In der Coaching-Zone: Schüler und Lehrkräfte freuen sich zusammen mit Karl Müßner (hinten, 3.v.l.) Respekt-Coach Magdalena Schmidt, Landrat Wolfgang Schuster und Schulleiter Jonas Dormagen über die neuen Räumlichkeiten. Fotos: Frank Rademacher
Als Teil einer Mannschaft verstehen
Letztere hätten in der Pandemie zugenommen, berichtete Schmidt anlässlich der Einweihung der Coaching-Zone. Überhaupt habe die mit Corona verbundene zeitweise Isolation die Jugendlichen gerade in einer schwierigen Entwicklungsphase getroffen, in der sie lernten, Grenzen auszutesten. Nun gehe es verstärkt darum, sich wieder als Teil einer Mannschaft zu verstehen, Sozialkompetenzen zu erwerben.Zugleich geht es Schmidt darum, einer möglichen Radikalisierung vorzubeugen. Da stellten die Sozialen Medien eine enorme Gefahr dar. Entsprechende Gefährdungen zu erkennen, sei deshalb extrem wichtig.
Mitunter, und verstärkt durch die Corona-Beschränkungen, fehle den Schülerinnen und Schülern dafür der Austausch und die Regulierung durch die Gruppe wie die Klassengemeinschaft. Um besser gewappnet zu sein, will Schmidt die Schüler auch stärken, sie in die Lage versetzen, die eigene Position sicher und entschieden vertreten zu können. Zugleich aber sollen sie dies mit der nötigen Toleranz gegenüber anderen Haltungen und Meinungen tun.

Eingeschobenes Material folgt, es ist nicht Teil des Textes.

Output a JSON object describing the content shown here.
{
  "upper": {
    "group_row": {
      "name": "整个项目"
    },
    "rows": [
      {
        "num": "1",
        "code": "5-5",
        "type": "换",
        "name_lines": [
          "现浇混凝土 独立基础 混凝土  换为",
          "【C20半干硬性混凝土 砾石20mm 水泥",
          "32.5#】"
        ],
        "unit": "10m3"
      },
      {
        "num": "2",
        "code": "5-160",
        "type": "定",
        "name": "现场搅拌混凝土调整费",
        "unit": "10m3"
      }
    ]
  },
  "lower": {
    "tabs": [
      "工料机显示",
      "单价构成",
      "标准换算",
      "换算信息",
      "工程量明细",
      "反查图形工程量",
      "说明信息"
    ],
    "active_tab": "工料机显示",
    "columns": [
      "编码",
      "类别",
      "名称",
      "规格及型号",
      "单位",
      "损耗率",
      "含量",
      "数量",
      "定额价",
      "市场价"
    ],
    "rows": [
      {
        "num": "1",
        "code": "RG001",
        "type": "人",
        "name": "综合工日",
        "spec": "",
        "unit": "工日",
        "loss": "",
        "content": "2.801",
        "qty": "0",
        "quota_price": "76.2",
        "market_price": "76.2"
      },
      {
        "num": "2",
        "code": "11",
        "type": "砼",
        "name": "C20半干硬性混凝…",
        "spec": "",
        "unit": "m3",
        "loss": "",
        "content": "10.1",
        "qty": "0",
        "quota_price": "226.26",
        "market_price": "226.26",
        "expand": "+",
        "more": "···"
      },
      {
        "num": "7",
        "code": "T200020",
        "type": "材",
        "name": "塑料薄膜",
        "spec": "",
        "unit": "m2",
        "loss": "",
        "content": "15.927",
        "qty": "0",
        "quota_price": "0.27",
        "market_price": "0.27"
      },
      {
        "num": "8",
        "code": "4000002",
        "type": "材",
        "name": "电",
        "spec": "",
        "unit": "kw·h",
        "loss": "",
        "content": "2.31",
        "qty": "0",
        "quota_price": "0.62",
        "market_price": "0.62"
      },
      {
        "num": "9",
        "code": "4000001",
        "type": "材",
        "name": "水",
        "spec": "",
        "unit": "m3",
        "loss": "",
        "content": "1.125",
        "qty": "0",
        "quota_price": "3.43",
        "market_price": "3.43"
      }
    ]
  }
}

Diakonisches Werk unterstützt die Schule
Schmidt will dies schaffen, indem sie selbst aktuelle Themen aufgreift, Theaterworkshops und erlebnispädagogische Projekte anbietet. Neben den eigenen Angeboten sollen aber sowohl die Lehrkräfte als auch die Schülerinnen und Schüler Themen vorschlagen. Die „Trainingsarbeit“ kann außerhalb der Schulzeit oder in Stunden, die Lehrer dafür zur Verfügung stellen, stattfinden.

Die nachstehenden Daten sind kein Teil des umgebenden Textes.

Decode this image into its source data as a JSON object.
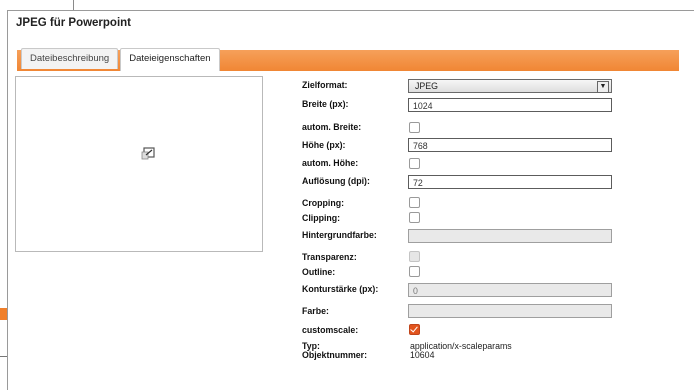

„Als wir in dem Alter waren, gab es das nicht“, erinnerte Landrat Wolfgang Schuster (SPD) an eine Zeit, in der es nach dem Eintrag des Lehrers als Zugabe üblicherweise noch eine Ansprache im Elternhaus gegeben hatte. Er zollte der Schule zugleich seinen Respekt, sich dieser Aufgabe zu stellen: „Vielen Dank für die Mühe, die Ihr Euch macht“, sagte Schuster.

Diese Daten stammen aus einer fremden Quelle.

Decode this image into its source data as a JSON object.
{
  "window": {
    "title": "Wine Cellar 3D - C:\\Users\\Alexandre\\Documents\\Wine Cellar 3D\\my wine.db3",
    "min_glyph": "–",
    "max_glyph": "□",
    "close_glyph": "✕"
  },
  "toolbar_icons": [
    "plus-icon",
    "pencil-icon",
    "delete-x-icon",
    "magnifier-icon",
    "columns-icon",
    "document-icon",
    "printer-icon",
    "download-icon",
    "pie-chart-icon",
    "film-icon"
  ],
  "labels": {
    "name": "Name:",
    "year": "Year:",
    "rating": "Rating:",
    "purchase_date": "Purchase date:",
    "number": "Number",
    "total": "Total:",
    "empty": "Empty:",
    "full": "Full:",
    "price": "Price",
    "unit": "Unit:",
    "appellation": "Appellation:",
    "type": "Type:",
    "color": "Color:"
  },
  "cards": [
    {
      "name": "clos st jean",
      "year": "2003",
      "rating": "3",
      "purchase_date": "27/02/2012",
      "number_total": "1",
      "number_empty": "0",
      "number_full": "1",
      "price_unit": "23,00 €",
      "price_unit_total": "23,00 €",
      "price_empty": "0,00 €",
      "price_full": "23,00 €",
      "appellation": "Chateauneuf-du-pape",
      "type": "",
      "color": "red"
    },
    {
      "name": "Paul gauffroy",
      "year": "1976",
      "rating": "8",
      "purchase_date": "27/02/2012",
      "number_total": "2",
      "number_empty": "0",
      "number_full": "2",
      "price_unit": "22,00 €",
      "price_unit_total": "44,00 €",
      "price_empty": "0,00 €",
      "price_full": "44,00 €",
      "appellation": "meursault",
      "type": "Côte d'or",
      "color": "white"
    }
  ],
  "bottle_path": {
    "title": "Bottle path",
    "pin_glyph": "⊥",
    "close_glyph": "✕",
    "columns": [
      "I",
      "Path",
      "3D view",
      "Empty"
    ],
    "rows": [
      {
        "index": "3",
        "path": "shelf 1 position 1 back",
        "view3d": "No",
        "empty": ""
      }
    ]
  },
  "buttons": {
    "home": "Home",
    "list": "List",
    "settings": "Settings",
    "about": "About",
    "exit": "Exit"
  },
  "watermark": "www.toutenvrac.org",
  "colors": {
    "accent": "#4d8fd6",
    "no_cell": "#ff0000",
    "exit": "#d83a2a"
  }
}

Unterstützt wird die Schule dabei vom Diakonischen Werk, das mit Bundesmitteln die Arbeit von Magdalena Schmidt finanziert. Karl Müßener, Leiter der Diakonie an der Dill, erinnerte an die seit 20 Jahren bestehende Zusammenarbeit mit den Gewerblichen Schulen. „Wir sind hier am richtigen Platz“, versicherte er.